Families of children with Down’s syndrome have reacted furiously to doctors’ recommendations to undertake a cost/benefit analysis on the lives of people with the condition.

Doctors want results to be used to decide how widely a new test for Down’s syndrome should be rolled out for pregnant women.

The highly controversial Non-Invasive Prenatal Testing (NIPT) has already been slammed as a mechanism for screening out babies with Down’s syndrome.


The Royal College of Obstetricians and Gynaecologists (RCOG) made the cost comment in response to a consultation on NIPT held by the UK National Screening Committee.

The test is expected to be offered only to pregnant women considered to be at high risk of having a child with Down’s syndrome, in order to keep costs down.

Terrifying and deeply disturbing

Wendy O’ Carroll

But the RCOG said: “If the decision has been made primarily on cost grounds, then a more rigorous economic analysis has to be made that includes the lifetime costs of caring for children and adults with Down’s syndrome.”
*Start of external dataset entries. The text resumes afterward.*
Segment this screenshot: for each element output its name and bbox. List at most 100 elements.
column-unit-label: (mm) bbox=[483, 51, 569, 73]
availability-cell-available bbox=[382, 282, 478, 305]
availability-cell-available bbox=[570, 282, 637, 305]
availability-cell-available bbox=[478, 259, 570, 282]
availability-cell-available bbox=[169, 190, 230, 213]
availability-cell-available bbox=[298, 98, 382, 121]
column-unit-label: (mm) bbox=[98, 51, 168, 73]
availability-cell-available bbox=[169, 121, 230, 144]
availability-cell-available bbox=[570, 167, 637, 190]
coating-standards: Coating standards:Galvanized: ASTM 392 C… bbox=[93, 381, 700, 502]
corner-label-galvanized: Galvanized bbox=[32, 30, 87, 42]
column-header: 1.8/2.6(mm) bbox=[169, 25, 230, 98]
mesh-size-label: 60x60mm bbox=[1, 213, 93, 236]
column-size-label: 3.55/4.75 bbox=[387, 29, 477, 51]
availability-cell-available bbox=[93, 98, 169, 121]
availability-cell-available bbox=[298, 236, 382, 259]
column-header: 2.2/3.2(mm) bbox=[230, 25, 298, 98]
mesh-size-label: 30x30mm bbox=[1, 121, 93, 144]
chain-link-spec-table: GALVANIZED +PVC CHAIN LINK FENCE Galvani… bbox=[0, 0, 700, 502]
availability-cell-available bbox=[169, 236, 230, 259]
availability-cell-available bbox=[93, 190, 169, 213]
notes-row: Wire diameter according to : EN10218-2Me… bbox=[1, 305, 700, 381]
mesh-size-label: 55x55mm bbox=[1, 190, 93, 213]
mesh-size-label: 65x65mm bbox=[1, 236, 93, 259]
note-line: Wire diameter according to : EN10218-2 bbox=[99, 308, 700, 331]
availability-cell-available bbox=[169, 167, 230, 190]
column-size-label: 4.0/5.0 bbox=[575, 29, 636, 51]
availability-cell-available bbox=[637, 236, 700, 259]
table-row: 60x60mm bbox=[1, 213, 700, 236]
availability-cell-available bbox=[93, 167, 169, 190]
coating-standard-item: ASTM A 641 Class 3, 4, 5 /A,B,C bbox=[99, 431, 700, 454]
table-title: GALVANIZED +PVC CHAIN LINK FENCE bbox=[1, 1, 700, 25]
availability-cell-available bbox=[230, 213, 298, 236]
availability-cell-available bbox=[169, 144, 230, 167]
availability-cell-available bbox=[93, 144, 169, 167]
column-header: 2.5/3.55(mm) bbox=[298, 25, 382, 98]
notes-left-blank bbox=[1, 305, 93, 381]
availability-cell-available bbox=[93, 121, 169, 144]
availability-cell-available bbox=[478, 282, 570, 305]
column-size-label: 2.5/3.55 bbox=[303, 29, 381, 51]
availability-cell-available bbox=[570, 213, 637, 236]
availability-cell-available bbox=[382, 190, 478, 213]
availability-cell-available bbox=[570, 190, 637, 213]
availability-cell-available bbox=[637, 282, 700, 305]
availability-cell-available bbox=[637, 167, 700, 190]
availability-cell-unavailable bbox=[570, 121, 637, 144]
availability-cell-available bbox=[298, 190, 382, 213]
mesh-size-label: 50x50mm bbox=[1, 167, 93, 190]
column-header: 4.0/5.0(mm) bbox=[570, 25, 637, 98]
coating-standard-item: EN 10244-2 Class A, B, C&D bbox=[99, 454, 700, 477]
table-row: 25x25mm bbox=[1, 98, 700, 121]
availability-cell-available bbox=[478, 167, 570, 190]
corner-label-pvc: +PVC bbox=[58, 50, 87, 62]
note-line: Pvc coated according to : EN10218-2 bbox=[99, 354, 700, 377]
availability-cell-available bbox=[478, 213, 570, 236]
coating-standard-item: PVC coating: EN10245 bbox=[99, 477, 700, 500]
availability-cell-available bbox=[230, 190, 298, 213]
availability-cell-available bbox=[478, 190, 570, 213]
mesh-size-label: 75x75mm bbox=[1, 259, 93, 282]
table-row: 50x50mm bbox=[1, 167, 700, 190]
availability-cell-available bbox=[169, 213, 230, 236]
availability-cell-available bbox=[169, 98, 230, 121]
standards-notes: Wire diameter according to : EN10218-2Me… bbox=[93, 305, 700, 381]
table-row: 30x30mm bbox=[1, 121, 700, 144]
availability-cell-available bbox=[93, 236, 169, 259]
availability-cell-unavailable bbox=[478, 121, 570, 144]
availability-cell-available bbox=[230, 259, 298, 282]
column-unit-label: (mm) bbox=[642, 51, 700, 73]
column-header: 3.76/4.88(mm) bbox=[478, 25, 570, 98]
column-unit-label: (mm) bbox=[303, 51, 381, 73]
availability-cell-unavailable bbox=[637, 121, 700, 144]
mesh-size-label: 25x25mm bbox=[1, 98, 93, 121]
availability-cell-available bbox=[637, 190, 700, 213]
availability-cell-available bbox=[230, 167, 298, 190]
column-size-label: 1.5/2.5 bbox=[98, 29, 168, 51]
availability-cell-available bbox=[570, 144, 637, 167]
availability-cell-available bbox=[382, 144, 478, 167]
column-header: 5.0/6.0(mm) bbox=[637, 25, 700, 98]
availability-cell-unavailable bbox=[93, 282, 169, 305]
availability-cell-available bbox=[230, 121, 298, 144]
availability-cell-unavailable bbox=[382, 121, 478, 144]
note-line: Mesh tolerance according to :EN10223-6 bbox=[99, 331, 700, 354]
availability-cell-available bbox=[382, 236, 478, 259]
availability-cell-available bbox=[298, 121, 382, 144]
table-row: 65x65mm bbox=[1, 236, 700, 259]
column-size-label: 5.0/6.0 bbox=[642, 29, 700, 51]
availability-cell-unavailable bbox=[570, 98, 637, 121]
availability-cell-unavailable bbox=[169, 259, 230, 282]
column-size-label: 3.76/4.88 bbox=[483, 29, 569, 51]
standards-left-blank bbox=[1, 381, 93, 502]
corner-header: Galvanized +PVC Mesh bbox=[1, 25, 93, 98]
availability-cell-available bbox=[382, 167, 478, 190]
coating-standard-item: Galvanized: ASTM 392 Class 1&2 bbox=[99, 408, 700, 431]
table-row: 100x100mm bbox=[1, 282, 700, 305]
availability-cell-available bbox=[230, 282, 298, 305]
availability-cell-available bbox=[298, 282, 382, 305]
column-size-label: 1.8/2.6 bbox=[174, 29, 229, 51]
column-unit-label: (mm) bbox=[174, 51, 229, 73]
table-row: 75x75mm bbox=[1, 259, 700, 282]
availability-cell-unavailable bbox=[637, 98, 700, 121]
It added: “Such an economic analysis may (or may not) suggest that testing for all is cost-effective.”

Utterly shocking

The recommendations have been criticised by several campaign groups, including the Down’s Syndrome Research Foundation.

Dr Elizabeth Corcoran, spokeswomen for the Foundation, said: “It has always been our fear that these types of calculations and economic analyses go on behind closed doors between policy makers, but here it is in black and white.
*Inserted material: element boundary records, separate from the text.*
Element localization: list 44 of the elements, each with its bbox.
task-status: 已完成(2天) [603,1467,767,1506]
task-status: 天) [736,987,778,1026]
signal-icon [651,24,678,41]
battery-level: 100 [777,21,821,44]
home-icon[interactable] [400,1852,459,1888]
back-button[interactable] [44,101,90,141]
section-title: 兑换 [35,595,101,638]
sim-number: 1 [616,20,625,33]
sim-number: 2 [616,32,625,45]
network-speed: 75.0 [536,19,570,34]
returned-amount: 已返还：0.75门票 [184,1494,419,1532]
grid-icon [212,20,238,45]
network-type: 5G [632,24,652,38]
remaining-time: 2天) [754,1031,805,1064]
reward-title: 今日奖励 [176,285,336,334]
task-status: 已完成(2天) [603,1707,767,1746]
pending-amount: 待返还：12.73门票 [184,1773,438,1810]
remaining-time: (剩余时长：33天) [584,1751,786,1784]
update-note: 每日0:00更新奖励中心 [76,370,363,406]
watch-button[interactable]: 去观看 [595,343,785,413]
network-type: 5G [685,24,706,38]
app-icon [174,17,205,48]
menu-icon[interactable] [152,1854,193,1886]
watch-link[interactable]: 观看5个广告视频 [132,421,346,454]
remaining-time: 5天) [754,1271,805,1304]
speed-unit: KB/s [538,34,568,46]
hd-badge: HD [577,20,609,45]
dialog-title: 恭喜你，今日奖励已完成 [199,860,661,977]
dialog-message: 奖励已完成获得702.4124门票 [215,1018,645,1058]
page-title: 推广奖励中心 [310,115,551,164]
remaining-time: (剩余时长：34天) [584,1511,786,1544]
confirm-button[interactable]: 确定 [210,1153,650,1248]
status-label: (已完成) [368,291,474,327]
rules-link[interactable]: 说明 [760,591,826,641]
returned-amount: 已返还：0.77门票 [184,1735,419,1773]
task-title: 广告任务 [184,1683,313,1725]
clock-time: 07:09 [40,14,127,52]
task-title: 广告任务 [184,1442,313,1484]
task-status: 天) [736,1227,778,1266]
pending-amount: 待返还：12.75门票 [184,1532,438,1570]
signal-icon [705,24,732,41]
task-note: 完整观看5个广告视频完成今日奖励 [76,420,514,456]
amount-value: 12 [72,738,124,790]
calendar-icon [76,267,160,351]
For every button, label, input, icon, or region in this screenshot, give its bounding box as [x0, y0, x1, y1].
“It is utterly shocking that in this day and age someone can put a cost value on someone’s life just because they have a disability. It is worse still that this comes from a respected Royal College that is a professional beacon for doctors.”

Deeply disturbing

Wendy O’Carroll’s son has Down’s syndrome; she was outraged by the Royal College’s recommendation.

Unethical and immoral

Paul Critchlow

“The cold and calculated argument which happily balances human life against possible medical costs is one I find both terrifying and deeply disturbing on so many levels.”

Paul Critchlow, whose daughter also has Down’s syndrome said he was “appalled at the suggestion that the lifetime cost of caring for children and adults with Down’s should be a factor in determining whether or not they should even be born.”

Unethical and immoral

He added: “By suggesting that lifetime cost should be factored in, is frankly a step too far and leads us into the murky world of eugenics – who deserves to live and what that life should look like.
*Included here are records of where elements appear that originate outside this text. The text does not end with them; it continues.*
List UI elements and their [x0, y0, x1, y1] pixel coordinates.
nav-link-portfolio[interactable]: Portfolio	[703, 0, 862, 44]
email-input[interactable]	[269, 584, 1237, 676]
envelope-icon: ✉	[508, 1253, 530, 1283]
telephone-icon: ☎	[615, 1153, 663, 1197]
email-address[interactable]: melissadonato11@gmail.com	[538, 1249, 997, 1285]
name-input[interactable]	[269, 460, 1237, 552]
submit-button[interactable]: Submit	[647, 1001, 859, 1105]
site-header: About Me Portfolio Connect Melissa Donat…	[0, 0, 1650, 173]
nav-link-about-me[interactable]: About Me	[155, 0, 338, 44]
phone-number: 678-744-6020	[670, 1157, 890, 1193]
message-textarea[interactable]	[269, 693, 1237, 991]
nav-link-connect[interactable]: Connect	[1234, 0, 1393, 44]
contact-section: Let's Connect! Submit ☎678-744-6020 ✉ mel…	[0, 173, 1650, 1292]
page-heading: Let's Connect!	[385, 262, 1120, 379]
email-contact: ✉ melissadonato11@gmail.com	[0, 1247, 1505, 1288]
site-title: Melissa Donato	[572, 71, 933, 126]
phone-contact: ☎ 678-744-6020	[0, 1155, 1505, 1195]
“It is unethical and immoral to even consider the attempt to calculate the lifetime cost of any human being and then measure it against the likely benefit of that person’s life.”

Statistics show that one in every 1,000 babies in the UK is diagnosed with Down’s syndrome.

In England and Wales, recent figures show that 92 per cent of babies who are diagnosed with Down’s syndrome in the womb are aborted.